Still, it was always going to be a misplaced conception to expect this team to become a cohesive unit, perform, dominate, and comprehensively and convincingly win from day one.

The spectacular project choked up against big teams like Barcelona and Sevilla in La Liga and against AC Milan and Lyon in the Champions League.

In the last-gasp race for silverware this season, Madrid will have to show drive, mental toughness, teamwork, and a winning mentality instead of giving up like last season in the remaining seven La Liga games. 

If they want to exonerate themselves as honest professionals in the eyes of their fans, that starts with Almeria tonight

The team not only has to catch up to Barcelona, an extremely difficult task in itself because of their massive 80 point haul in 31 games, but also has to bypass them to win La Liga.

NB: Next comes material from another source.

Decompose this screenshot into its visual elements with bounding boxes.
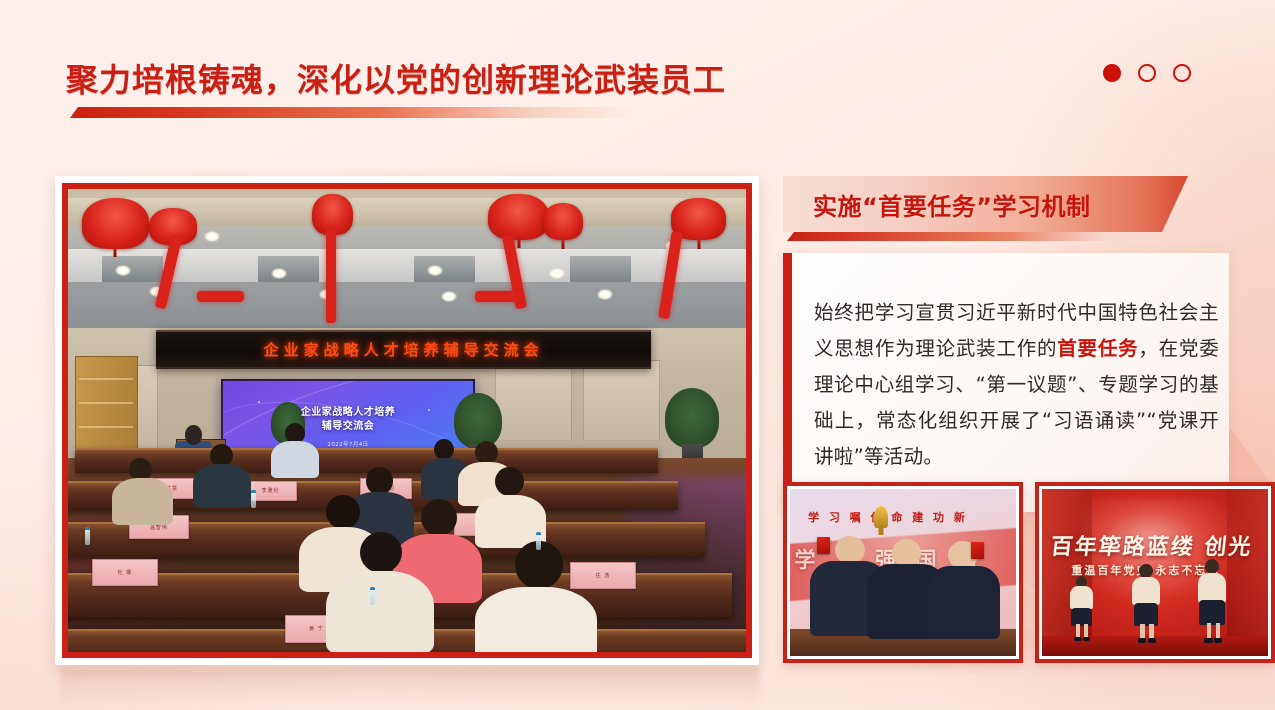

Despite such an ominous assignment ahead, Cristiano Ronaldo (the face of the spectacular project) is optimistic saying that, "Barcelona was far superior, but we have to pick ourselves up because there are seven games left."

It would be unfair to pinpoint just the head coach or team alone for the situation Real Madrid are presently in.

For his part, El Ingeniero, Pellegrini, has still not been able to successfully instill a distinct soccer philosophy in the Real Madrid team. At the same time he has made mistakes in crucial games (especially in the midfield) like Lyon and Barcelona that saw them crash out of Champions League and now perhaps from La Liga title chase.

Lack of collaboration between Cristiano Ronaldo and Gonzalo Higuaín is also hurting Real Madrid upfront because Ronaldo wants to take all the attention (and penalties) while Higuaín seems to want to make himself prominent from his somewhat selfish offensive partner.

Kaká and Karim Benzema have failed to successfully integrate into the team and live up to their full potential and preseason hype.

Despite all the failures, to ensure continuity major upheavals need to be avoided and it would be another disaster if the powers that be at El Madrid choose to fire Pellegrini at the end of the season.

His firing would take the club back to square one and a new coach would have to start the process all over again. He would have to sell existing players and buy new ones to accommodate his coaching style.

For now it is reassuring that Jorge Valdano, club Director General and right-hand man of Florentino Pérez, has come out and said that “…the team has the obligation to take these seven matches as if they were seven finals…The coach has all of our support."

Well, maybe for now at the least. We hope.